Marketing Takeaway: If you are yielding great results from continued urgency offers, then by all means, continue using them. But, when urgency comes with no amount of scarcity like in this case, you could be missing out on easy revenue.

Taking It With You

There’s a lot to gain from scarcity and urgency in your marketing both on your website and in your email strategy. Here’s a rundown of the key do’s and don’ts.

Scarcity Marketing Do’s

  • Use it sparingly. The more scarce your urgency emails are, the more power they’ll have in driving sales. It’s easy to get over-excited about a flash sale that drives 40% more revenue in one day than your typical day. But, remember that even if this works the first few times, it will inevitably decrease in effectiveness and you could be left with irritated customers and poorly estimated goals.
  • Let urgency and scarcity work together. If you’re going to use time to your advantage with day-long sales or offers that last a very finite amount of time, take the opportunity to leverage items are in high demand and shorter in supply. The added factor of scarcity is what makes the urgency work – without it, you’re just blending in with the rest of everyone’s inbox.

Scarcity Marketing Don’ts

  • Advertise falsely. If you’re going to add a ticker to someone’s shopping cart or show them that there are only two of their desired item left, then be sure you’re telling the truth. No customer wants to feel manipulated and with the power of online reviews, you’ll be losing a lot more than just one customer if they catch you.
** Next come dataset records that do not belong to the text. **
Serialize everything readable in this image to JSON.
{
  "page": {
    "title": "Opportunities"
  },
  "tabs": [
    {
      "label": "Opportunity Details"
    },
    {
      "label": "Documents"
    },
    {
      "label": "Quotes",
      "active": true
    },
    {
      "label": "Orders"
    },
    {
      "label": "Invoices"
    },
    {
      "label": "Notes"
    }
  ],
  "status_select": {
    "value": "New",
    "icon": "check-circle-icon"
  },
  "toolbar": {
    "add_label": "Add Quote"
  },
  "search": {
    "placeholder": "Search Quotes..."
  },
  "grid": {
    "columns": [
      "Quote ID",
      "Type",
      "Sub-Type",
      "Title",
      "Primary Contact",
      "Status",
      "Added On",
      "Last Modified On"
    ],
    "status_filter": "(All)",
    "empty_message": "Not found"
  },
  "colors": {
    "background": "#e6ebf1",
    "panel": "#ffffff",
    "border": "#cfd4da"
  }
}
Check out this example of urgency gone wrong.
  • Abuse the demand. There’s a fine line between doing what works and pushing your customers over the edge with redundant offers. You certainly want to test and iterate and if you find that a scarcity email with “But Hurry!” in the subject line drives the highest conversion rate, you’re naturally going to use this in the future. That said, be more selective with your veteran customers and use your data to target new customers instead of sending identical emails so often to your loyal buyers.